Norway’s Think Global, which has a new factory in Indiana and a tiny but friendly two-seat electric car to sell, has more lives than a cat. It just emerged from its fourth round of bankruptcy with yet another new owner, this time Russian timber magnate and multi-millionaire Boris Zingarevich.

There are striking parallels between Zingarevich and would-be Saab investor Vladimir Antonov, since they’re both very rich Russians seeking footholds in the foreign auto industry. But Zingarevich was allowed to go through with his Think takeover in Norway and banker Antonov (hit by rumors of unsavory ties, including links to the Russian mob) has been stalled by background checks from the Swedish government and the European Investment Bank (EIB). “The past months of speculations around me, as an individual investor and my businesses has been exhausting,” Antonov said.
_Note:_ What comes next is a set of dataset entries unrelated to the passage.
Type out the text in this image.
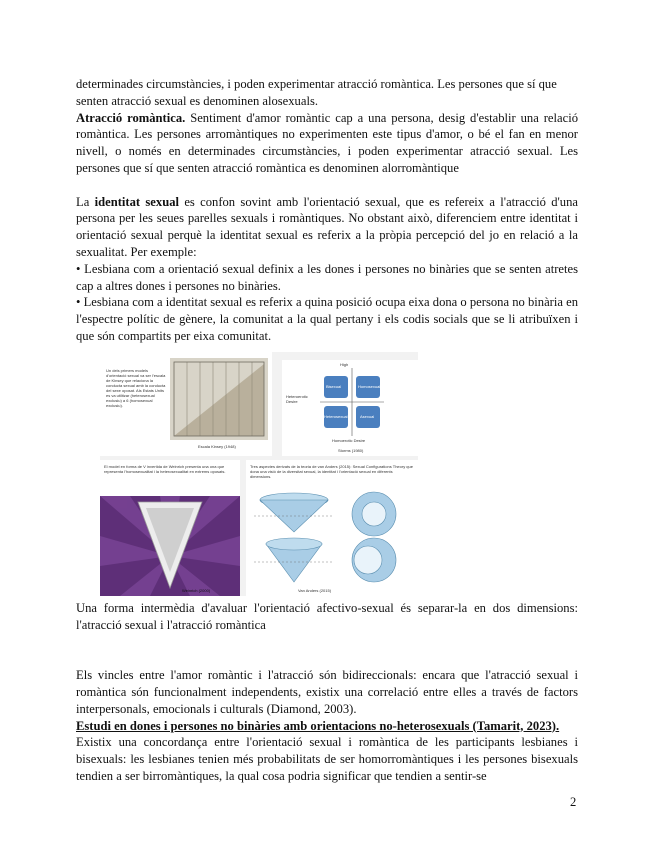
determinades circumstàncies, i poden experimentar atracció romàntica. Les persones que sí que

senten atracció sexual es denominen alosexuals.

Atracció romàntica. Sentiment d'amor romàntic cap a una persona, desig d'establir una relació romàntica. Les persones arromàntiques no experimenten este tipus d'amor, o bé el fan en menor nivell, o només en determinades circumstàncies, i poden experimentar atracció sexual. Les persones que sí que senten atracció romàntica es denominen alorromàntique

La identitat sexual es confon sovint amb l'orientació sexual, que es refereix a l'atracció d'una persona per les seues parelles sexuals i romàntiques. No obstant això, diferenciem entre identitat i orientació sexual perquè la identitat sexual es referix a la pròpia percepció del jo en relació a la sexualitat. Per exemple:

• Lesbiana com a orientació sexual definix a les dones i persones no binàries que se senten atretes cap a altres dones i persones no binàries.

• Lesbiana com a identitat sexual es referix a quina posició ocupa eixa dona o persona no binària en l'espectre polític de gènere, la comunitat a la qual pertany i els codis socials que se li atribuïxen i que són compartits per eixa comunitat.

Un dels primers models d'orientació sexual va ser l'escala de Kinsey que relaciona la conducta sexual amb la conducta del sexe oposat. Als Estats Units es va utilitzar (heterosexual exclusiu) a 6 (homosexual exclusiu).
Escala Kinsey (1948)
High
Heteroerotic Desire
Bisexual	Homosexual
Heterosexual	Asexual
Homoerotic Desire
Storms (1980)
El model en forma de V invertida de Weinrich presenta una ona que representa l'homosexualitat i la heterosexualitat en extrems oposats.
Weinrich (2000)
Tres aspectes derivats de la teoria de van Anders (2015): Sexual Configurations Theory que dona una visió de la diversitat sexual, la identitat i l'orientació sexual en diferents dimensions.
Van Anders (2015)

Una forma intermèdia d'avaluar l'orientació afectivo-sexual és separar-la en dos dimensions: l'atracció sexual i l'atracció romàntica

Els vincles entre l'amor romàntic i l'atracció són bidireccionals: encara que l'atracció sexual i romàntica són funcionalment independents, existix una correlació entre elles a través de factors interpersonals, emocionals i culturals (Diamond, 2003).

Estudi en dones i persones no binàries amb orientacions no-heterosexuals (Tamarit, 2023).

Existix una concordança entre l'orientació sexual i romàntica de les participants lesbianes i bisexuals: les lesbianes tenien més probabilitats de ser homorromàntiques i les persones bisexuals tendien a ser birromàntiques, la qual cosa podria significar que tendien a sentir-se

2
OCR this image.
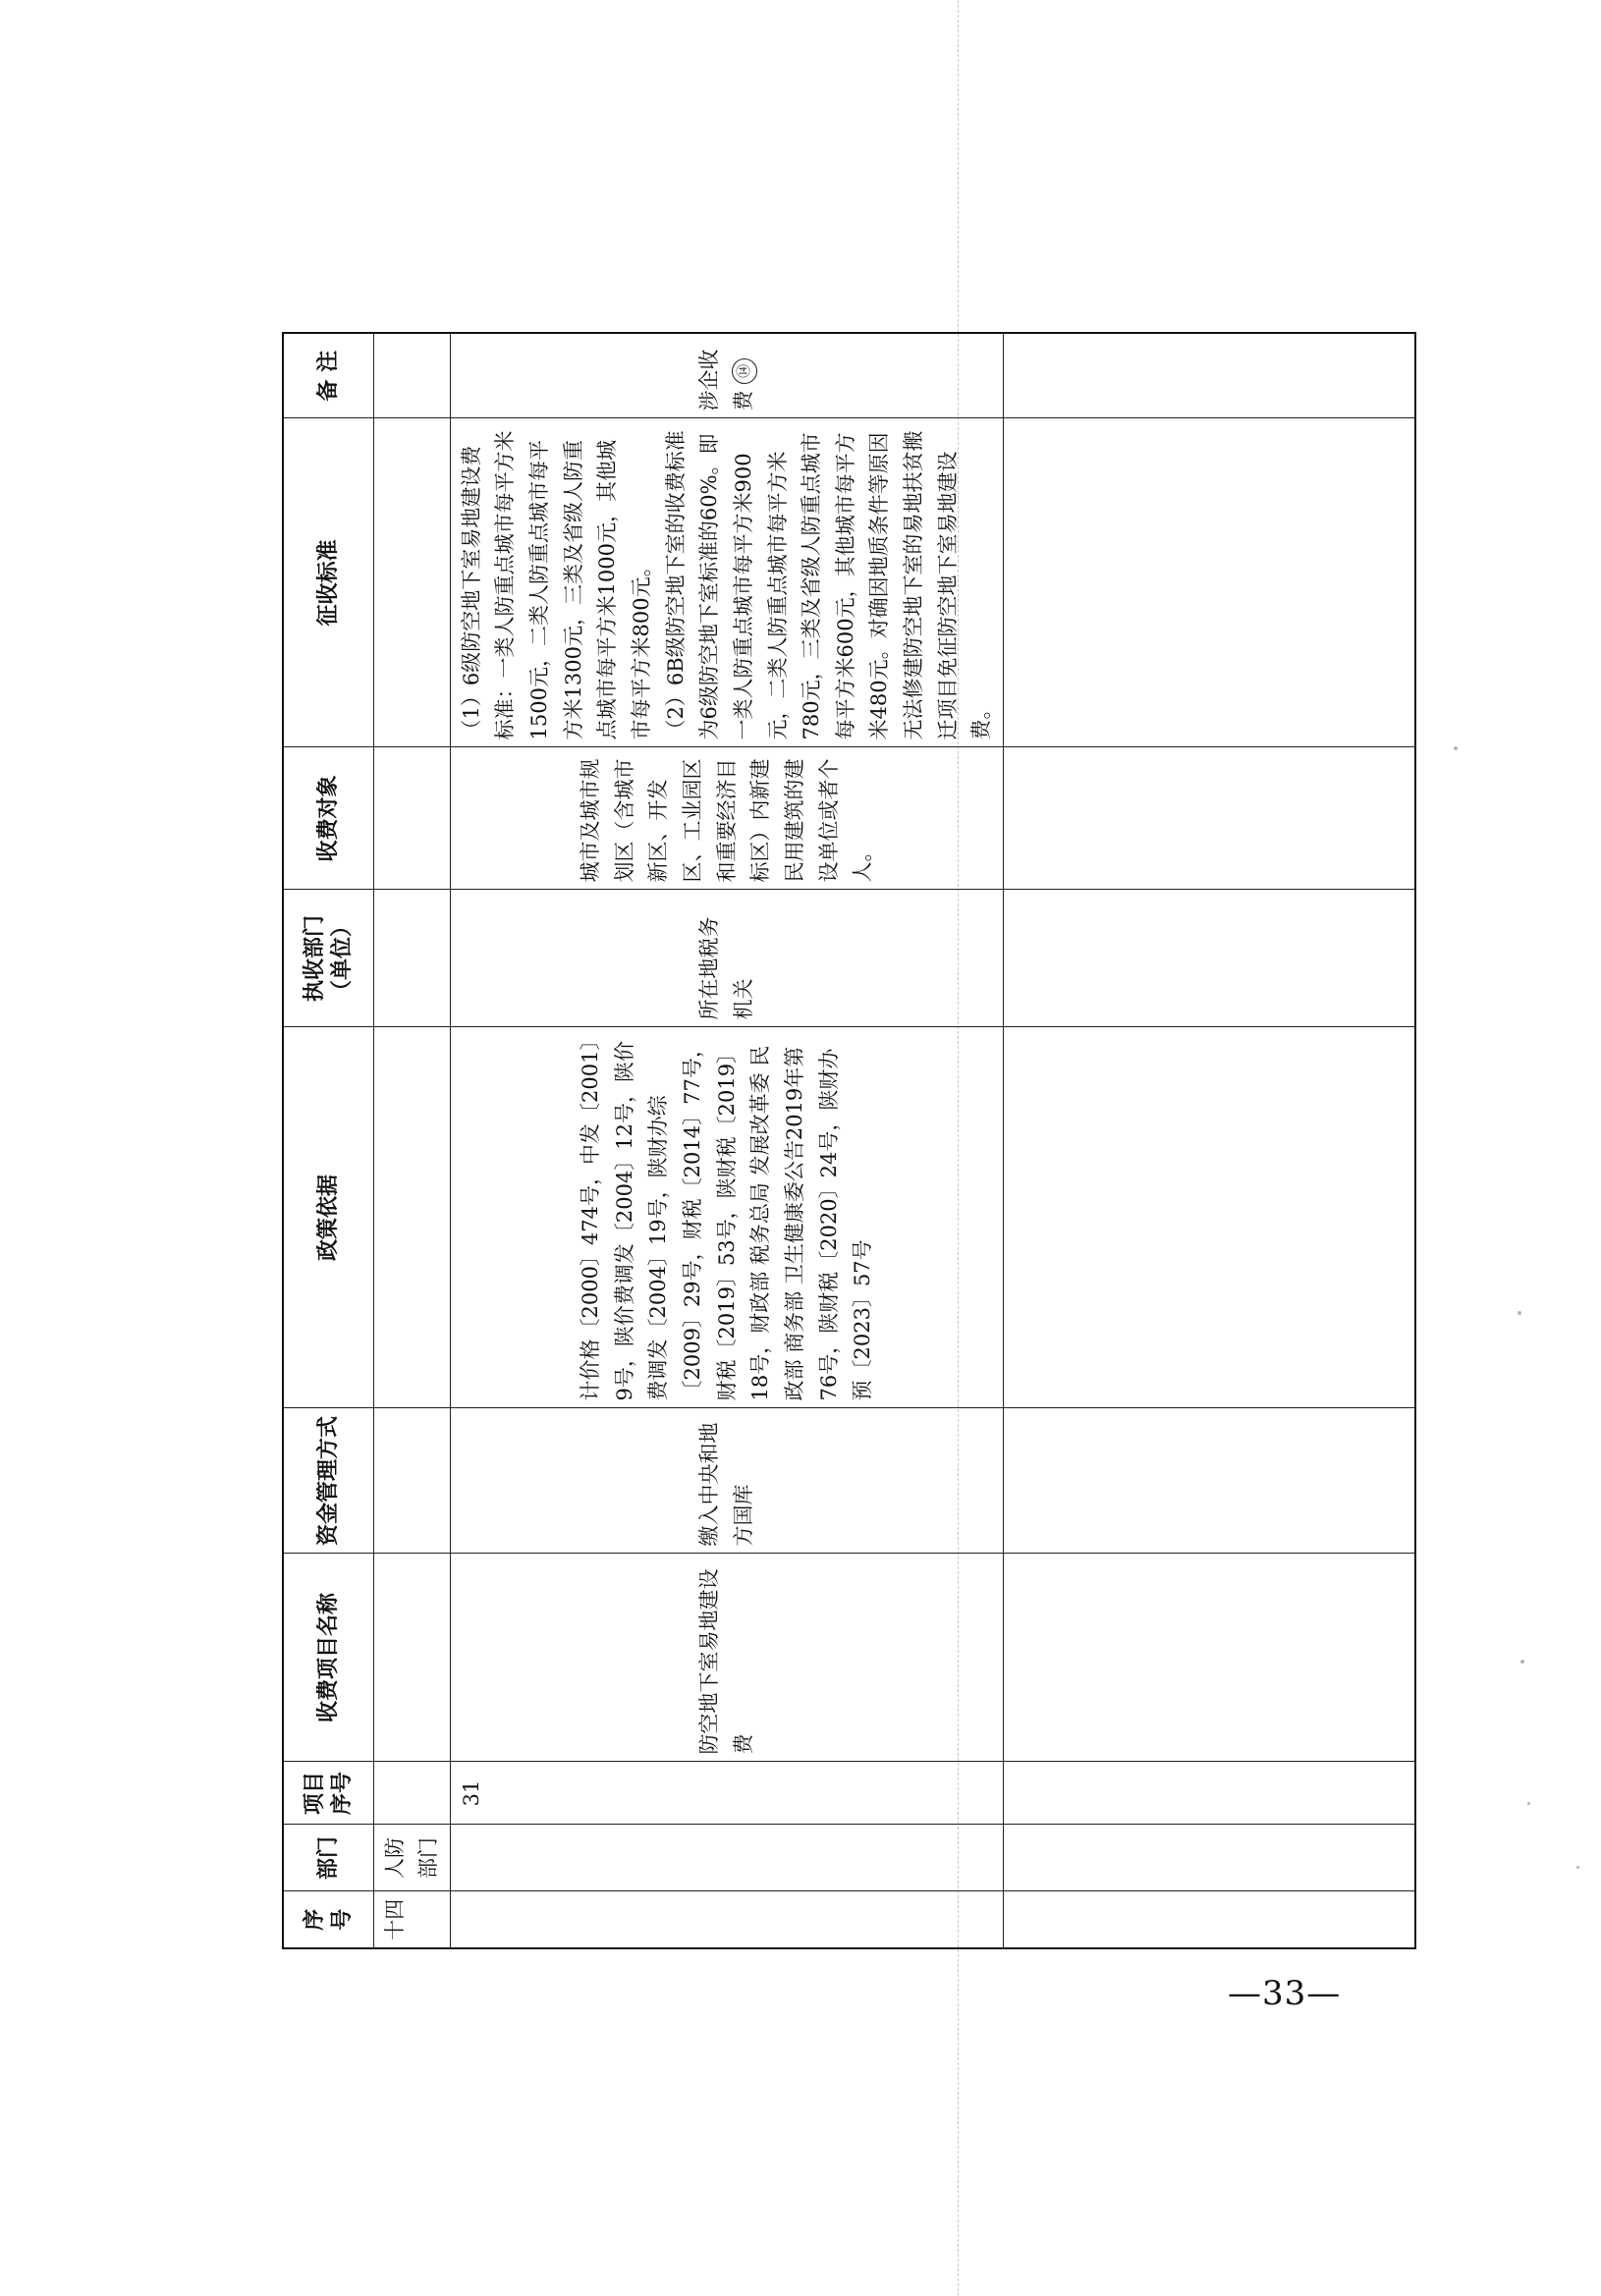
序号	部门	项目序号	收费项目名称	资金管理方式	政策依据	执收部门（单位）	收费对象	征收标准	备 注
十四	人防部门								
		31	防空地下室易地建设费	缴入中央和地方国库	计价格〔2000〕474号，中发〔2001〕9号，陕价费调发〔2004〕12号，陕价费调发〔2004〕19号，陕财办综〔2009〕29号，财税〔2014〕77号，财税〔2019〕53号，陕财税〔2019〕18号，财政部 税务总局 发展改革委 民政部 商务部 卫生健康委公告2019年第76号，陕财税〔2020〕24号，陕财办预〔2023〕57号	所在地税务机关	城市及城市规划区（含城市新区、开发区、工业园区和重要经济目标区）内新建民用建筑的建设单位或者个人。	（1）6级防空地下室易地建设费标准：一类人防重点城市每平方米1500元，二类人防重点城市每平方米1300元，三类及省级人防重点城市每平方米1000元，其他城市每平方米800元。 （2）6B级防空地下室的收费标准为6级防空地下室标准的60%。即一类人防重点城市每平方米900元，二类人防重点城市每平方米780元，三类及省级人防重点城市每平方米600元，其他城市每平方米480元。对确因地质条件等原因无法修建防空地下室的易地扶贫搬迁项目免征防空地下室易地建设费。	涉企收费 ⑭

—33—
Zingarevich, a rags-to-riches story who is now one of the wealthiest men in Russia (#75 on the Forbes list in 2004, with $330 million then) already had one foot in the door, since he was a near-50 percent owner of Ener1, Think’s battery supplier, and had a less than 40 percent stake in Think itself. He and his Ilim Holding entered into a 50-50 joint timber venture with U.S.-based International Paper in 2007. “Boris Zingarevich is an international businessman and beyond repute,” said Charles Gassenheimer, CEO of Ener1. “There aren’t any parallels to Antonov.”

Operating under the new name Electric Mobility Solutions AS, it looks like Think will carry on much as before, but with a striking twist. According to spokesman Brendan Prebo, the two-seat electric car is still priced at $36,495, which makes it expensive against the four-seat Nissan Leaf. But Prebo said that buyers in the 12 zero-emission states that follow California will get $4,000 off the top. (That’s because Think can sell the ZEV credits.)
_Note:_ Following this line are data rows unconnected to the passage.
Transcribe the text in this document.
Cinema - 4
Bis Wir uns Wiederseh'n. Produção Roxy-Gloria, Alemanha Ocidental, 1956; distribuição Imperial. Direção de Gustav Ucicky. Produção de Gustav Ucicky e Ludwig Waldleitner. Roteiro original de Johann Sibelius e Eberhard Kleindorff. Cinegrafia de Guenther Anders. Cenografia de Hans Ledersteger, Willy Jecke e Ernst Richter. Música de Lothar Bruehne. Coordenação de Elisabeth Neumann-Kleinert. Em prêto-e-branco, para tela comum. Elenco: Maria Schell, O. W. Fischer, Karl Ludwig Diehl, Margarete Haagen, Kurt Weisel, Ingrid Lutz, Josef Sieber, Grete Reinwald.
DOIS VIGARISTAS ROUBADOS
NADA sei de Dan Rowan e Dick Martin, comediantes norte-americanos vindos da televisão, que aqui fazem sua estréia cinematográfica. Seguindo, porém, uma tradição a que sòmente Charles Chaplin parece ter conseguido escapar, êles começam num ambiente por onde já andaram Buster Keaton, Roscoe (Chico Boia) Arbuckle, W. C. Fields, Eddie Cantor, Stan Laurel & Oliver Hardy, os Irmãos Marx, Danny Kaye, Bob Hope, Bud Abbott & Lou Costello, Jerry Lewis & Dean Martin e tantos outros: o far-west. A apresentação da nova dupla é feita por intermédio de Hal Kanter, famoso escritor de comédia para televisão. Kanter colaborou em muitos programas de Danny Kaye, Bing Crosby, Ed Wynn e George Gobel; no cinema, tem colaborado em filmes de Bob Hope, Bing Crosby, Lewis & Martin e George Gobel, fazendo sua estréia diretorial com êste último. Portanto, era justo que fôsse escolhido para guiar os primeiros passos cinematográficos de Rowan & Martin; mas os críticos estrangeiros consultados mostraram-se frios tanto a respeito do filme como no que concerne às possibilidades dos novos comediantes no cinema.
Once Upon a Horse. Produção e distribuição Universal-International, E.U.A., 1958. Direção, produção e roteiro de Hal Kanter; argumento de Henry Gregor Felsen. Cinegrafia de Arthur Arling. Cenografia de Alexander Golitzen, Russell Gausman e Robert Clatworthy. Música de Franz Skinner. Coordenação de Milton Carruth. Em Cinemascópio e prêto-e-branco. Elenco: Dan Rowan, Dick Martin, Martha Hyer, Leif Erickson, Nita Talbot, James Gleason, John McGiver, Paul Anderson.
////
The bottom line for Think buyers, counting the $7,500 federal income tax credit, is therefore $24,995. At that price, they’re likely to sell some. Prebo declined to comment on how many Thinks have been moved in the U.S. so far, but the numbers aren’t big. “We’ve only been selling in limited markets,” he said. “But we have some cars available for immediate delivery.” Could Thinks eventually be made in Russia (which, after all, is close to where they’re built now, in Finland)? Prebo said we need to wait and see.
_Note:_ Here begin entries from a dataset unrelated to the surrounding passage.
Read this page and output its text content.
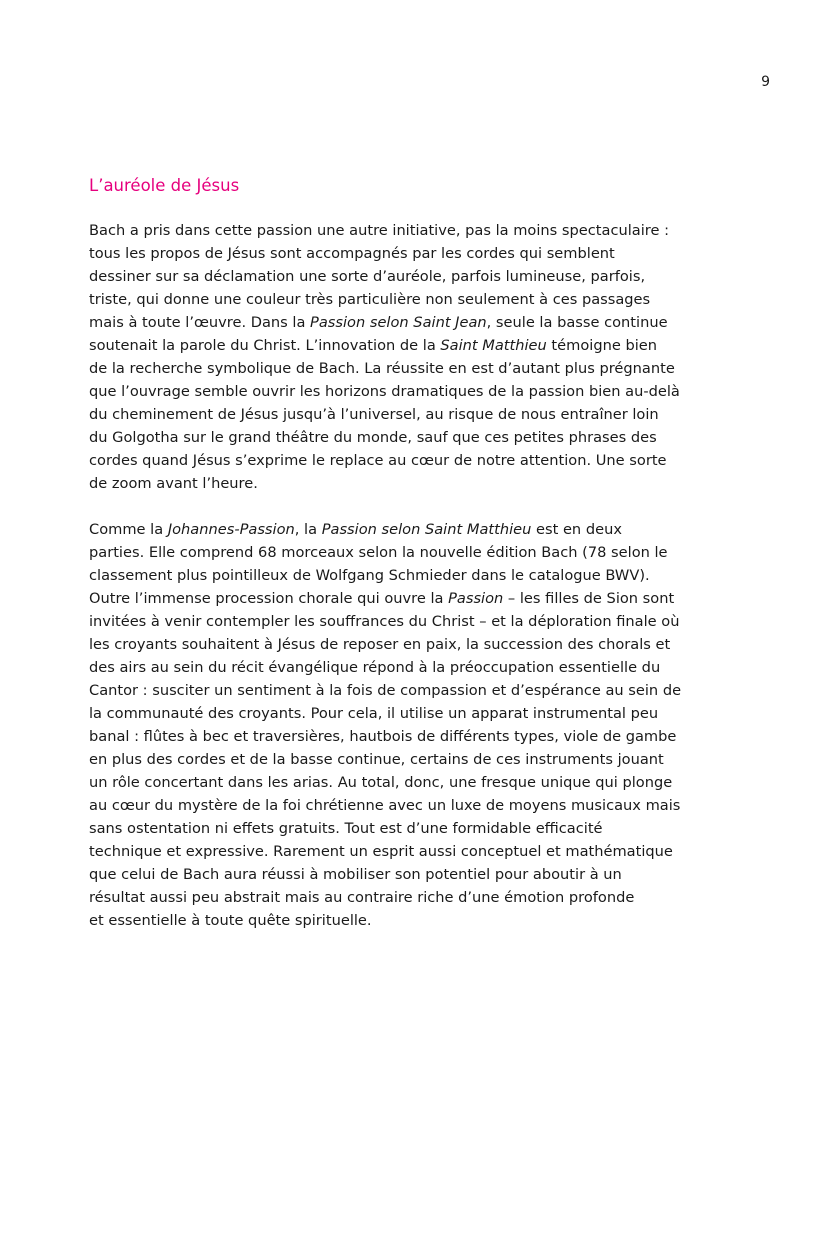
9
L’auréole de Jésus

Bach a pris dans cette passion une autre initiative, pas la moins spectaculaire :

tous les propos de Jésus sont accompagnés par les cordes qui semblent

dessiner sur sa déclamation une sorte d’auréole, parfois lumineuse, parfois,

triste, qui donne une couleur très particulière non seulement à ces passages

mais à toute l’œuvre. Dans la Passion selon Saint Jean, seule la basse continue

soutenait la parole du Christ. L’innovation de la Saint Matthieu témoigne bien

de la recherche symbolique de Bach. La réussite en est d’autant plus prégnante

que l’ouvrage semble ouvrir les horizons dramatiques de la passion bien au-delà

du cheminement de Jésus jusqu’à l’universel, au risque de nous entraîner loin

du Golgotha sur le grand théâtre du monde, sauf que ces petites phrases des

cordes quand Jésus s’exprime le replace au cœur de notre attention. Une sorte

de zoom avant l’heure.

Comme la Johannes-Passion, la Passion selon Saint Matthieu est en deux

parties. Elle comprend 68 morceaux selon la nouvelle édition Bach (78 selon le

classement plus pointilleux de Wolfgang Schmieder dans le catalogue BWV).

Outre l’immense procession chorale qui ouvre la Passion – les filles de Sion sont

invitées à venir contempler les souffrances du Christ – et la déploration finale où

les croyants souhaitent à Jésus de reposer en paix, la succession des chorals et

des airs au sein du récit évangélique répond à la préoccupation essentielle du

Cantor : susciter un sentiment à la fois de compassion et d’espérance au sein de

la communauté des croyants. Pour cela, il utilise un apparat instrumental peu

banal : flûtes à bec et traversières, hautbois de différents types, viole de gambe

en plus des cordes et de la basse continue, certains de ces instruments jouant

un rôle concertant dans les arias. Au total, donc, une fresque unique qui plonge

au cœur du mystère de la foi chrétienne avec un luxe de moyens musicaux mais

sans ostentation ni effets gratuits. Tout est d’une formidable efficacité

technique et expressive. Rarement un esprit aussi conceptuel et mathématique

que celui de Bach aura réussi à mobiliser son potentiel pour aboutir à un

résultat aussi peu abstrait mais au contraire riche d’une émotion profonde

et essentielle à toute quête spirituelle.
There was considerable speculation that Think's assets would go to another emerging automotive power — Turkey. BD Otomotiv recently sent missives to journalists, including me, that identified itself as the leading bidder and likely winner of the spoils. They make a million cars annually in Turkey, though the Ford Transit Connect is one of the few to make it here.

Think, along with Coda, Wheego and a few others, are startups trying to go up against the mainstream entrants from GM (Chevy Volt), Ford (Focus electric), Nissan (the Leaf) and Daimler (Smart electric drive). It’s an uphill battle, because the big boys have the advantage in size, marketing, dealer networks and name recognition.

Think is different from the rest in that it has quite a history, dating back to 1991. Because there wasn’t much of a market for EVs back then, it struggled along, except for a nirvana period of Ford ownership from 1999 to 2003. Ford poured more than $100 million into Think, and a lot of its technical advances were made in the period. But financing has always been iffy.

Zingarevich certainly has the deep pockets to make Think work — we’ll see how far his goodwill extends. While he’s writing checks, he should consider that what Think really needs is a modernized four-seat sedan to compete head-to-head with the Nissan Leaf.